Background: A pilot study was conducted to investigate the toxicity and tolerance to low-dose subcutaneous interleukin-2 (IL-2) for patients with resected renal cell carcinoma (RCC) at high risk for recurrent disease (TNM stages III and IV resected distant metastases).
Patients and methods: Patients with surgically resected locally advanced (T3-4 or N1-2) or metastatic RCC were randomly assigned to 1 of 4 treatment groups that received different dose levels and schedules of subcutaneous IL-2 as follows: dose level 1, 4 MIU/m2 per day, every other week for 24 weeks (n = 10); dose level 2, 8 MIU/m2 per day, every other week for 24 weeks (n = 9); dose level 3, 4 MIU/m2 per day, weeks 1-4, 9-12, and 17-20 (n = 11); and dose level 4, 8 MIU/m2 per day, weeks 1-4, 9-12, and 17-20 (n = 10). Interleukin-2 was administered in 2 daily doses on days 1-5 of each week indicated. A dose level was considered tolerable if no more than 2 patients experienced grade 3/4 toxicity.
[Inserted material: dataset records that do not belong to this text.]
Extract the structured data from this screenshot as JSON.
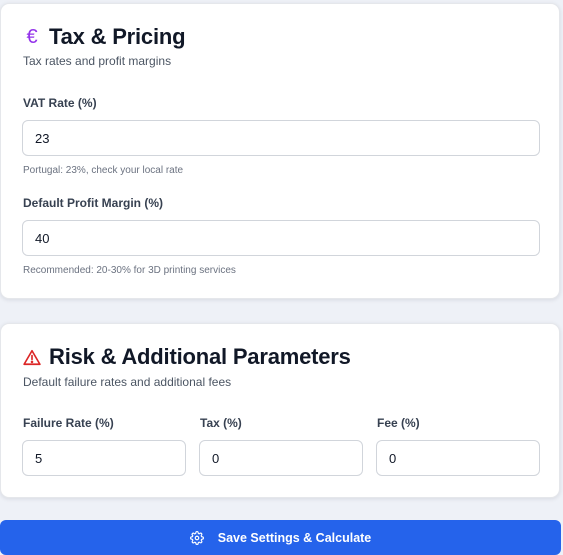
{
  "tax_pricing": {
    "icon": "euro-icon",
    "icon_glyph": "€",
    "title": "Tax & Pricing",
    "subtitle": "Tax rates and profit margins",
    "vat_rate": {
      "label": "VAT Rate (%)",
      "value": "23",
      "hint": "Portugal: 23%, check your local rate"
    },
    "profit_margin": {
      "label": "Default Profit Margin (%)",
      "value": "40",
      "hint": "Recommended: 20-30% for 3D printing services"
    }
  },
  "risk": {
    "icon": "warning-triangle-icon",
    "title": "Risk & Additional Parameters",
    "subtitle": "Default failure rates and additional fees",
    "failure_rate": {
      "label": "Failure Rate (%)",
      "value": "5"
    },
    "tax": {
      "label": "Tax (%)",
      "value": "0"
    },
    "fee": {
      "label": "Fee (%)",
      "value": "0"
    }
  },
  "save_button": {
    "icon": "gear-icon",
    "label": "Save Settings & Calculate"
  },
  "colors": {
    "accent": "#2563eb",
    "euro_icon": "#9333ea",
    "warning_icon": "#dc2626",
    "background": "#eef1f7"
  }
}
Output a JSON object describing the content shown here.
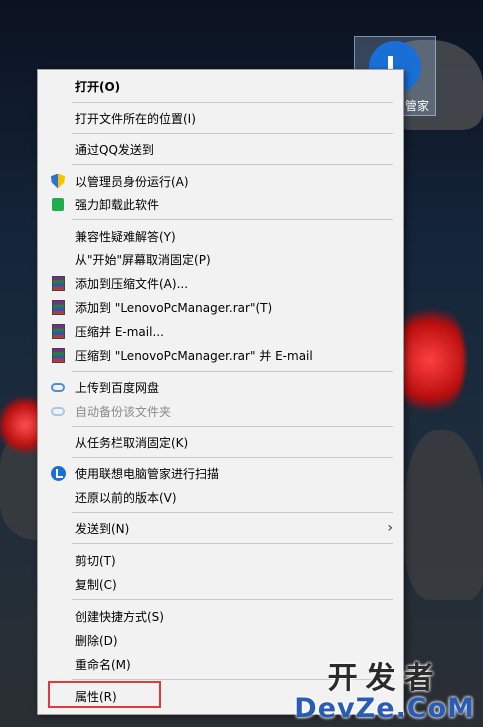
{
  "desktop": {
    "icon_label": "管家"
  },
  "menu": {
    "items": [
      {
        "label": "打开(O)",
        "icon": "none"
      },
      {
        "label": "打开文件所在的位置(I)",
        "icon": "none"
      },
      {
        "label": "通过QQ发送到",
        "icon": "none"
      },
      {
        "label": "以管理员身份运行(A)",
        "icon": "uac-shield-icon"
      },
      {
        "label": "强力卸载此软件",
        "icon": "uninstall-bag-icon"
      },
      {
        "label": "兼容性疑难解答(Y)",
        "icon": "none"
      },
      {
        "label": "从\"开始\"屏幕取消固定(P)",
        "icon": "none"
      },
      {
        "label": "添加到压缩文件(A)...",
        "icon": "winrar-icon"
      },
      {
        "label": "添加到 \"LenovoPcManager.rar\"(T)",
        "icon": "winrar-icon"
      },
      {
        "label": "压缩并 E-mail...",
        "icon": "winrar-icon"
      },
      {
        "label": "压缩到 \"LenovoPcManager.rar\" 并 E-mail",
        "icon": "winrar-icon"
      },
      {
        "label": "上传到百度网盘",
        "icon": "baidu-cloud-icon"
      },
      {
        "label": "自动备份该文件夹",
        "icon": "baidu-cloud-icon",
        "disabled": true
      },
      {
        "label": "从任务栏取消固定(K)",
        "icon": "none"
      },
      {
        "label": "使用联想电脑管家进行扫描",
        "icon": "lenovo-manager-icon"
      },
      {
        "label": "还原以前的版本(V)",
        "icon": "none"
      },
      {
        "label": "发送到(N)",
        "icon": "none",
        "submenu": true
      },
      {
        "label": "剪切(T)",
        "icon": "none"
      },
      {
        "label": "复制(C)",
        "icon": "none"
      },
      {
        "label": "创建快捷方式(S)",
        "icon": "none"
      },
      {
        "label": "删除(D)",
        "icon": "none"
      },
      {
        "label": "重命名(M)",
        "icon": "none"
      },
      {
        "label": "属性(R)",
        "icon": "none",
        "highlighted": true
      }
    ],
    "submenu_arrow": "›"
  },
  "watermark": {
    "line1": "开发者",
    "line2": "DevZe.CoM"
  },
  "colors": {
    "highlight_border": "#e2393f",
    "menu_bg": "#f2f2f2"
  }
}
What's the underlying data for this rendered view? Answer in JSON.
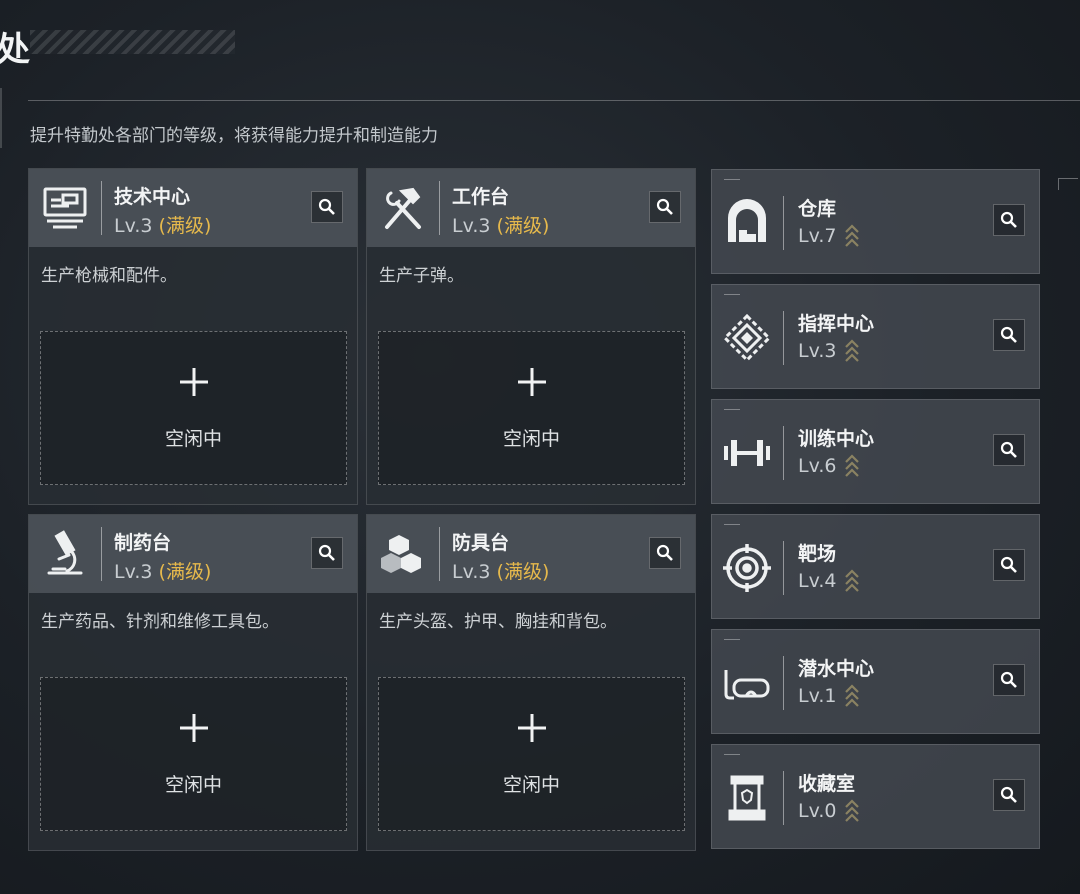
{
  "header": {
    "title_fragment": "处",
    "subtitle": "提升特勤处各部门的等级，将获得能力提升和制造能力"
  },
  "production_cards": [
    {
      "name": "技术中心",
      "level": "Lv.3",
      "status": "(满级)",
      "description": "生产枪械和配件。",
      "slot_status": "空闲中",
      "icon": "computer-terminal-icon"
    },
    {
      "name": "工作台",
      "level": "Lv.3",
      "status": "(满级)",
      "description": "生产子弹。",
      "slot_status": "空闲中",
      "icon": "hammer-wrench-icon"
    },
    {
      "name": "制药台",
      "level": "Lv.3",
      "status": "(满级)",
      "description": "生产药品、针剂和维修工具包。",
      "slot_status": "空闲中",
      "icon": "microscope-icon"
    },
    {
      "name": "防具台",
      "level": "Lv.3",
      "status": "(满级)",
      "description": "生产头盔、护甲、胸挂和背包。",
      "slot_status": "空闲中",
      "icon": "cubes-icon"
    }
  ],
  "facilities": [
    {
      "name": "仓库",
      "level": "Lv.7",
      "icon": "warehouse-icon"
    },
    {
      "name": "指挥中心",
      "level": "Lv.3",
      "icon": "command-chip-icon"
    },
    {
      "name": "训练中心",
      "level": "Lv.6",
      "icon": "dumbbell-icon"
    },
    {
      "name": "靶场",
      "level": "Lv.4",
      "icon": "target-icon"
    },
    {
      "name": "潜水中心",
      "level": "Lv.1",
      "icon": "diving-mask-icon"
    },
    {
      "name": "收藏室",
      "level": "Lv.0",
      "icon": "display-case-icon"
    }
  ],
  "colors": {
    "maxed_level": "#e6b94c",
    "upgrade_chevron": "#8a8262"
  }
}
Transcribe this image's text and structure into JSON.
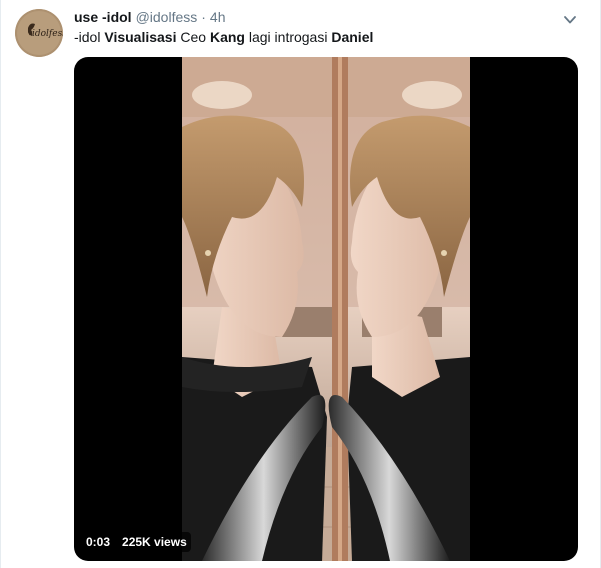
{
  "author": {
    "display_name": "use -idol",
    "handle": "@idolfess",
    "separator": "·",
    "time": "4h",
    "avatar_text": "idolfess"
  },
  "tweet": {
    "text_parts": [
      {
        "text": "-idol ",
        "bold": false
      },
      {
        "text": "Visualisasi",
        "bold": true
      },
      {
        "text": " Ceo ",
        "bold": false
      },
      {
        "text": "Kang",
        "bold": true
      },
      {
        "text": " lagi introgasi ",
        "bold": false
      },
      {
        "text": "Daniel",
        "bold": true
      }
    ]
  },
  "video": {
    "duration": "0:03",
    "views": "225K views"
  },
  "icons": {
    "menu": "chevron-down-icon",
    "avatar": "avatar-logo"
  },
  "colors": {
    "name": "#14171a",
    "muted": "#657786",
    "media_bg": "#000000"
  }
}
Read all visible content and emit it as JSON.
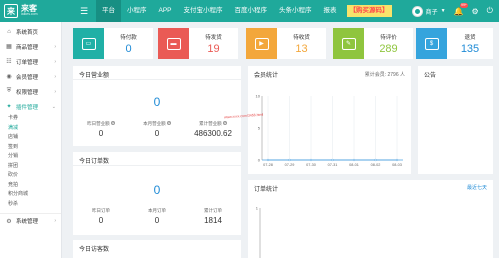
{
  "brand": {
    "logo_char": "来",
    "name": "来客",
    "sub": "laikes.com"
  },
  "nav": [
    "平台",
    "小程序",
    "APP",
    "支付宝小程序",
    "百度小程序",
    "头条小程序",
    "报表"
  ],
  "buy_label": "【购买源码】",
  "user": {
    "name": "商子",
    "notifications": "99+"
  },
  "sidebar": {
    "home": "系统首页",
    "items": [
      "商品管理",
      "订单管理",
      "会员管理",
      "权限管理"
    ],
    "plugin": "插件管理",
    "sub_items": [
      "卡券",
      "满减",
      "店铺",
      "签到",
      "分销",
      "拼团",
      "砍价",
      "竞拍",
      "积分商城",
      "秒杀"
    ],
    "system": "系统管理"
  },
  "stats": [
    {
      "label": "待付款",
      "value": "0",
      "color": "#20b0a6",
      "value_color": "#1f8bd6",
      "icon": "wallet-icon"
    },
    {
      "label": "待发货",
      "value": "19",
      "color": "#ea5a55",
      "value_color": "#ea5a55",
      "icon": "box-icon"
    },
    {
      "label": "待收货",
      "value": "13",
      "color": "#f3a73b",
      "value_color": "#f3a73b",
      "icon": "truck-icon"
    },
    {
      "label": "待评价",
      "value": "289",
      "color": "#8fc53e",
      "value_color": "#8fc53e",
      "icon": "edit-icon"
    },
    {
      "label": "退货",
      "value": "135",
      "color": "#35a4dd",
      "value_color": "#1f8bd6",
      "icon": "refund-icon"
    }
  ],
  "revenue": {
    "title": "今日营业额",
    "value": "0",
    "subs": [
      {
        "label": "昨日营业额",
        "value": "0"
      },
      {
        "label": "本月营业额",
        "value": "0"
      },
      {
        "label": "累计营业额",
        "value": "486300.62"
      }
    ]
  },
  "orders": {
    "title": "今日订单数",
    "value": "0",
    "subs": [
      {
        "label": "昨日订单",
        "value": "0"
      },
      {
        "label": "本月订单",
        "value": "0"
      },
      {
        "label": "累计订单",
        "value": "1814"
      }
    ]
  },
  "visits": {
    "title": "今日访客数"
  },
  "members": {
    "title": "会员统计",
    "total_label": "累计会员: 2796 人"
  },
  "notice": {
    "title": "公告"
  },
  "order_stats": {
    "title": "订单统计",
    "filter": "最近七天"
  },
  "watermark": "www.xxxx.com/3456.html",
  "chart_data": [
    {
      "type": "line",
      "categories": [
        "07-28",
        "07-29",
        "07-30",
        "07-31",
        "08-01",
        "08-02",
        "08-03"
      ],
      "series": [
        {
          "values": [
            0,
            0,
            0,
            0,
            0,
            0,
            0
          ]
        }
      ],
      "ylim": [
        0,
        10
      ],
      "yticks": [
        "10",
        "5",
        "0"
      ],
      "grid": true,
      "color": "#4aa0e0"
    },
    {
      "type": "line",
      "categories": [],
      "series": [],
      "ylim": [
        0,
        1
      ],
      "yticks": [
        "1"
      ],
      "grid": false
    }
  ]
}
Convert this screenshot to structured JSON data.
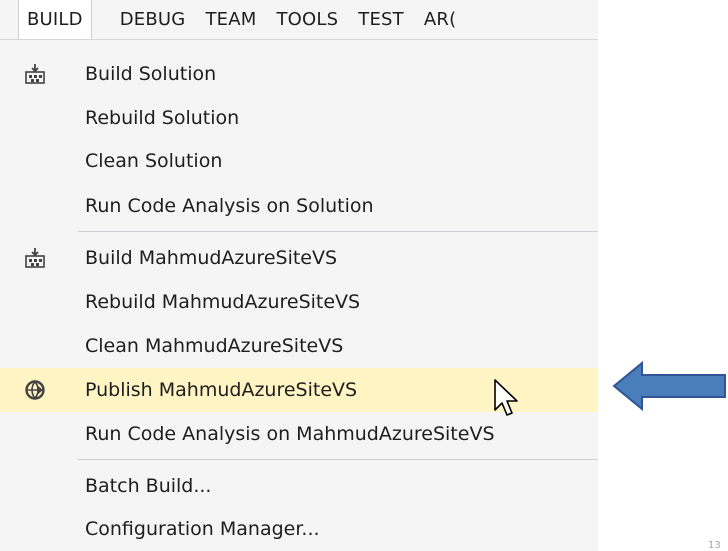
{
  "menubar": {
    "tabs": [
      "BUILD",
      "DEBUG",
      "TEAM",
      "TOOLS",
      "TEST",
      "AR("
    ]
  },
  "menu": {
    "items": [
      {
        "label": "Build Solution",
        "icon": "build-solution-icon"
      },
      {
        "label": "Rebuild Solution"
      },
      {
        "label": "Clean Solution"
      },
      {
        "label": "Run Code Analysis on Solution"
      },
      {
        "label": "Build MahmudAzureSiteVS",
        "icon": "build-project-icon"
      },
      {
        "label": "Rebuild MahmudAzureSiteVS"
      },
      {
        "label": "Clean MahmudAzureSiteVS"
      },
      {
        "label": "Publish MahmudAzureSiteVS",
        "icon": "publish-globe-icon"
      },
      {
        "label": "Run Code Analysis on MahmudAzureSiteVS"
      },
      {
        "label": "Batch Build..."
      },
      {
        "label": "Configuration Manager..."
      }
    ]
  },
  "colors": {
    "menu_bg": "#f5f5f5",
    "highlight_bg": "#fff4c4",
    "arrow_fill": "#4a7ebb",
    "arrow_stroke": "#2f5597"
  },
  "slide_number": "13"
}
Results: Forty-one patients were entered in the study and 40 were evaluable for toxicity. Therapy was well tolerated at all dose levels and schedules, with most patients (98%) experiencing mild-to-moderate constitutional symptoms. Grade 3/4 toxicity was seen in 8 patients (20%). Interleukin-2 dose reductions were required in 7 patients, and no patient discontinued therapy secondary to toxicity. Of 39 patients evaluable for efficacy, 31 have experienced relapse (79%), and 15 have died (38%). Median survival was 1.4 years, and the 3-year disease-free survival rate was 33%. Median overall survival has not been reached; however, the 3-year survival rate was 70%. There was no statistically significant difference between any of the treatment arms with respect to disease-free survival or 3-year survival (P > 0.54 and P >or= 0.09 for all pairwise comparisons), schedules (dose level 1/2 vs. 3/4; P = 0.46 and P = 0.5), or dose of IL-2 administered (dose level 1/3 vs. 2/4; P = 0.99 and P = 0.1).
Conclusion: Subcutaneous IL-2 was well tolerated for 6 months in patients with surgically resected RCC at high risk of recurrence. Future adjuvant trials in this setting are not likely to include IL-2 in view of the clinical efficacy and favorable toxicity profiles of selected multitargeted kinase inhibitors.